The total amount of data in your data center is approximately 70 TB.

But when you upload files, you can see the files' names are not the same as those that have been uploaded.

For example, you upload a file demo.txt, and then in Glacier, you can see the archive ID as “TJgHcrOSfAkV6hdPqOATYfp_0ZaxL1pIBOc02iZ0gDPMr2ig-nhwd_PafstsdIf6HSrjHnP-3p6LCJClYytFT_CBhT9CwNxbRaM5MetS3I-GqwxI3Y8QtgbJbhEQPs0mJ3KExample” What can be done to ensure that you can have the same file in Glacier ensuring minimal impact to cost? Choose 2 answers from the options given below.

Answers

Explanations

Click on the arrows to vote for the correct answer

A. B. C. D. E.

Correct Answers: C and E.

You can upload the files to Amazon S3 either directly or by using a Snowball Edge device.

The Lifecycle policies can then be used to transition the storage class of the object to Glacier.

So here, the file names will be preserved.

Option A is invalid because this would not be a cost-effective and easy maintenance option.

Option B is invalid because you cannot upload files directly to Glacier.

Option D is invalid because Direct Connect does not resolve the issue mentioned in the question.

For more information on uploading an archive, please refer to the below URL-

https://docs.aws.amazon.com/amazonglacier/latest/dev/uploading-an-archive.html

The issue here is that when uploading files to AWS Glacier, the uploaded files have different names (archive IDs) than the original files. This can make it difficult to locate and retrieve files in the future. To address this issue, there are a few options available:

Option A: Create a PostGreSQL database and have an entry for files names in Glacier against the action file names.

This option involves creating a database to maintain a mapping between the original file names and the archive IDs generated by Glacier. This approach requires additional infrastructure and maintenance but can provide a more user-friendly way to locate and retrieve files.

Option B: Upload the files directly to Glacier using the AWS Console.

By using the AWS Console, files can be uploaded directly to Glacier with the desired names. This approach requires manual effort and may not be practical for large amounts of data.

Option C: Use the AWS Snowball Edge device to upload the files to S3 and then move it to Glacier storage for archival using Lifecycle rules.

The AWS Snowball Edge is a device that can be used to physically transfer large amounts of data to AWS. In this approach, the data would be uploaded to the Snowball Edge, which would then be shipped to AWS for loading into S3. Once the data is in S3, lifecycle rules can be used to automatically move it to Glacier for archival.

Option D: Upload the files directly to Glacier through Direct Connect.

Direct Connect is a service that provides dedicated network connections between an organization's data center and AWS. This approach would allow for faster and more reliable uploads directly to Glacier, but it requires additional infrastructure and setup.

Option E: Upload the files in Amazon S3 Infrequent Access and then use lifecycle policies to move them to Glacier.
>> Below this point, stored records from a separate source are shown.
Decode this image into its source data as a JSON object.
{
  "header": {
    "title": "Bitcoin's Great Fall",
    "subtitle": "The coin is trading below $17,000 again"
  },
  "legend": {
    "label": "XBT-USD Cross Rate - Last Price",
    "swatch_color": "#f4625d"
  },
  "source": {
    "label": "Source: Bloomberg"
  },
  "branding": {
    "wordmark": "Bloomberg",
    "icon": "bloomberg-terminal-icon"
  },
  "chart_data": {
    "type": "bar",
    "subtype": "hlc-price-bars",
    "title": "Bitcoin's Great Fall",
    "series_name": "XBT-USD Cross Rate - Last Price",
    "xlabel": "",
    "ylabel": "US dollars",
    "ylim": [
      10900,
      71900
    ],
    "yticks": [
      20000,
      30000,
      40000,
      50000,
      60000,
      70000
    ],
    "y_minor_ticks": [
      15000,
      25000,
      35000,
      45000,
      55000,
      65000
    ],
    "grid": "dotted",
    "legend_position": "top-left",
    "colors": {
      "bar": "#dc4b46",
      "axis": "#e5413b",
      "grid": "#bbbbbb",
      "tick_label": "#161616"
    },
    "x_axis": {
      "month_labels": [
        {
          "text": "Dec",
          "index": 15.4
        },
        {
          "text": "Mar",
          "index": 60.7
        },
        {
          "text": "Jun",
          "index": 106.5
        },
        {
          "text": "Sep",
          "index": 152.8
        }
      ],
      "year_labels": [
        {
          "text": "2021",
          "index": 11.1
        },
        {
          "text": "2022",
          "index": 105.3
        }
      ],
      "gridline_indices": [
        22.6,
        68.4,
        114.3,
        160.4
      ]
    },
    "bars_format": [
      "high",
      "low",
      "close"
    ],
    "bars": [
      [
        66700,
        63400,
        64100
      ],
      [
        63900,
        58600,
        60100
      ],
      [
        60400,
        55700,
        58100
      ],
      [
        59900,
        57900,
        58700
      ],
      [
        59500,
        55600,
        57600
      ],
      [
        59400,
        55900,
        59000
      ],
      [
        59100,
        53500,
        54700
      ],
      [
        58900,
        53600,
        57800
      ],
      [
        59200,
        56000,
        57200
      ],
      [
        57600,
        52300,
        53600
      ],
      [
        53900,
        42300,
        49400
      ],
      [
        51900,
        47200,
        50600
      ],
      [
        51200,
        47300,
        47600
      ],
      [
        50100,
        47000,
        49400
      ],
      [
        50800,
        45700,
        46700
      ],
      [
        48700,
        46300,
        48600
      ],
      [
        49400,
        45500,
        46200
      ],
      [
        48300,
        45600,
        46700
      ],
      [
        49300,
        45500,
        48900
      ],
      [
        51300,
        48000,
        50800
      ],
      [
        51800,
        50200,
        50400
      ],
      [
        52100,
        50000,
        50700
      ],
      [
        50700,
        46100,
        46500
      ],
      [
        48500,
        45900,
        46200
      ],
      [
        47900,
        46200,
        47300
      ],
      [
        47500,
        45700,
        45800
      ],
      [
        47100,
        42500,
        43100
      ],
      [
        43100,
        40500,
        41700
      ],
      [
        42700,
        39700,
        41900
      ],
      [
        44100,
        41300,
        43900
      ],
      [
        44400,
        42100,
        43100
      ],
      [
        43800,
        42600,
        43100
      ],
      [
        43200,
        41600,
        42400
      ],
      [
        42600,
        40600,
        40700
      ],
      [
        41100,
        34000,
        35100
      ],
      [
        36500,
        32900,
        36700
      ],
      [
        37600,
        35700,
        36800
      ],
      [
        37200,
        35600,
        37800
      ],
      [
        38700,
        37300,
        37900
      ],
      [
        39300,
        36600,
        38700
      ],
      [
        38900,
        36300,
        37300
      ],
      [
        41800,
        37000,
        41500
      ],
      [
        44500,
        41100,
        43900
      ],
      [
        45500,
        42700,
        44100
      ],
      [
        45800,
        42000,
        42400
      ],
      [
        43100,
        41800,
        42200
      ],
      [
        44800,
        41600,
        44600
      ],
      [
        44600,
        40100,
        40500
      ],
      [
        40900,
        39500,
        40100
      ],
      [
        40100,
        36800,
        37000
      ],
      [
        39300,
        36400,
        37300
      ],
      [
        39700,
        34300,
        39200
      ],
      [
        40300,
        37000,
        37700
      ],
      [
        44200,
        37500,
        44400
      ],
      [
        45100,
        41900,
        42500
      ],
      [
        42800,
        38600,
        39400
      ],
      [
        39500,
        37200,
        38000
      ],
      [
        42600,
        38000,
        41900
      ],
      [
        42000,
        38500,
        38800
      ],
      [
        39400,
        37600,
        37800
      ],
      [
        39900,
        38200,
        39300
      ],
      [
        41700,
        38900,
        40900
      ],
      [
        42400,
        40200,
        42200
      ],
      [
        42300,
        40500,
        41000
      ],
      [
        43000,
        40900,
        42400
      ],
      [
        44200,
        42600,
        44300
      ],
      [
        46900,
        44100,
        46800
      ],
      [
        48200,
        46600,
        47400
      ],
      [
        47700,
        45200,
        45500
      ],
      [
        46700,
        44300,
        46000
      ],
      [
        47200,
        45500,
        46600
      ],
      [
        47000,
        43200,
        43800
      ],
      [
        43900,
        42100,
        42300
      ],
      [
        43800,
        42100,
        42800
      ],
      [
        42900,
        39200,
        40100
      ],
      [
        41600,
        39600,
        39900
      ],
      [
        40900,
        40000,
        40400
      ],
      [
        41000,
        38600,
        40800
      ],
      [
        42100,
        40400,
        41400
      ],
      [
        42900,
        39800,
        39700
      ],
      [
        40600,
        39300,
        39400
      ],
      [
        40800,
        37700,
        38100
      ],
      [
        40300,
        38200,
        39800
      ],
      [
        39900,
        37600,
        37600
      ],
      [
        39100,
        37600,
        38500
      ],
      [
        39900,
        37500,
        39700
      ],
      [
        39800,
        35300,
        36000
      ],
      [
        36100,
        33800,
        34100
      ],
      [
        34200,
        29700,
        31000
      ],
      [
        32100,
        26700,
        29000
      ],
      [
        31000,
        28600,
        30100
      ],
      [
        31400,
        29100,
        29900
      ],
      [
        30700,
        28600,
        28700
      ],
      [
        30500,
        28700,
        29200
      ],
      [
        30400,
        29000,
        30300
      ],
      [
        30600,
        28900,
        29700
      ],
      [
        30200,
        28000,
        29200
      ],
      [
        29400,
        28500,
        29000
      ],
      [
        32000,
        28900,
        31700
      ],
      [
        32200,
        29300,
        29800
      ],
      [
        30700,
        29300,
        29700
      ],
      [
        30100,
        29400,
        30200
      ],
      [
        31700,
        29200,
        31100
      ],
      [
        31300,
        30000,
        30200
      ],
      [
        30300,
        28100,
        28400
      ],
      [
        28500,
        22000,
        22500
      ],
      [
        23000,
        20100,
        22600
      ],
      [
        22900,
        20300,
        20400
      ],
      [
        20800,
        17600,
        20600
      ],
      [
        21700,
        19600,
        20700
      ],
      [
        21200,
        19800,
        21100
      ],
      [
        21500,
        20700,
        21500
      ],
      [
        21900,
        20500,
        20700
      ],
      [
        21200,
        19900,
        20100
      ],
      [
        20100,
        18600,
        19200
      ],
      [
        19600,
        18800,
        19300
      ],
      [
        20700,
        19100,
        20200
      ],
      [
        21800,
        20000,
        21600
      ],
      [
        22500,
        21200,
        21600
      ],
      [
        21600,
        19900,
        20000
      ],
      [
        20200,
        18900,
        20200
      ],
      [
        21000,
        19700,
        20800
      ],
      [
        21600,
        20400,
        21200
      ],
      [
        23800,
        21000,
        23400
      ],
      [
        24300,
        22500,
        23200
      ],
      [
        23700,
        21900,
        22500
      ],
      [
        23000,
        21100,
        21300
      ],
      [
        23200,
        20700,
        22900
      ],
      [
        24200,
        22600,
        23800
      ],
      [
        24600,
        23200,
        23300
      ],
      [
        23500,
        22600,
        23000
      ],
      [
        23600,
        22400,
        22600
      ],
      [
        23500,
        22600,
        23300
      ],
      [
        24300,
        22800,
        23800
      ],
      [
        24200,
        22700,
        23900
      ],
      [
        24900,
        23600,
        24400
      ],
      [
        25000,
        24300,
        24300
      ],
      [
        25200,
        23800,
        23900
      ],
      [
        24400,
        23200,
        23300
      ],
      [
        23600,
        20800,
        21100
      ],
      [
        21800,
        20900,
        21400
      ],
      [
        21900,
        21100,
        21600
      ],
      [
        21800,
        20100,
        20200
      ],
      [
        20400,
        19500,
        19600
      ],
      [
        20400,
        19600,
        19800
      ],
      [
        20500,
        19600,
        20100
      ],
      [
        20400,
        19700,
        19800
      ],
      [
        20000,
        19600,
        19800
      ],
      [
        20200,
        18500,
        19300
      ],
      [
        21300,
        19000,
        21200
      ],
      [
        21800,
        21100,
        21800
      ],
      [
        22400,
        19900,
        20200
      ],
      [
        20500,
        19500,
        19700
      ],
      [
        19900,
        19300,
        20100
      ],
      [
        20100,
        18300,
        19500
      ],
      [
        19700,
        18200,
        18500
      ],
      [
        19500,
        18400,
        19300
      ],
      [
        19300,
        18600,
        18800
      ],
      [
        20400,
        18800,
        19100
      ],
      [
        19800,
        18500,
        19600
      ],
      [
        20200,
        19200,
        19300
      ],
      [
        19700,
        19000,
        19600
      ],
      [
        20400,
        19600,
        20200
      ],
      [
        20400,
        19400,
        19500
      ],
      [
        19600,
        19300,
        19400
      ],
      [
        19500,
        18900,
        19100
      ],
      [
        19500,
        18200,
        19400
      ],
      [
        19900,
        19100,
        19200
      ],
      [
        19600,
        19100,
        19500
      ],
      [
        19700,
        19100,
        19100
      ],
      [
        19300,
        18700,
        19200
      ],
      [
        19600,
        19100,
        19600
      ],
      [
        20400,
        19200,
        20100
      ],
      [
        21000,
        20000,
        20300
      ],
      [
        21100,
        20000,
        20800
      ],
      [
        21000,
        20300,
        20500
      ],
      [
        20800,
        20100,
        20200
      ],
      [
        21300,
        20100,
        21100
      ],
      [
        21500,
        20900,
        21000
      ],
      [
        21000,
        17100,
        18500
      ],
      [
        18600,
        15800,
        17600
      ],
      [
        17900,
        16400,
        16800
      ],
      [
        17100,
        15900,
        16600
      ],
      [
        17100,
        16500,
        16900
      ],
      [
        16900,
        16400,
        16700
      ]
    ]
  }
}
Amazon S3 Infrequent Access is a storage class that is designed for infrequently accessed data. In this approach, the data would be uploaded to S3 Infrequent Access, and then lifecycle policies could be used to automatically move it to Glacier for long-term archival.

In summary, options B and E are the most practical solutions as they require the least additional infrastructure and maintenance. Option C could also be a good choice for large amounts of data that cannot be uploaded directly to Glacier.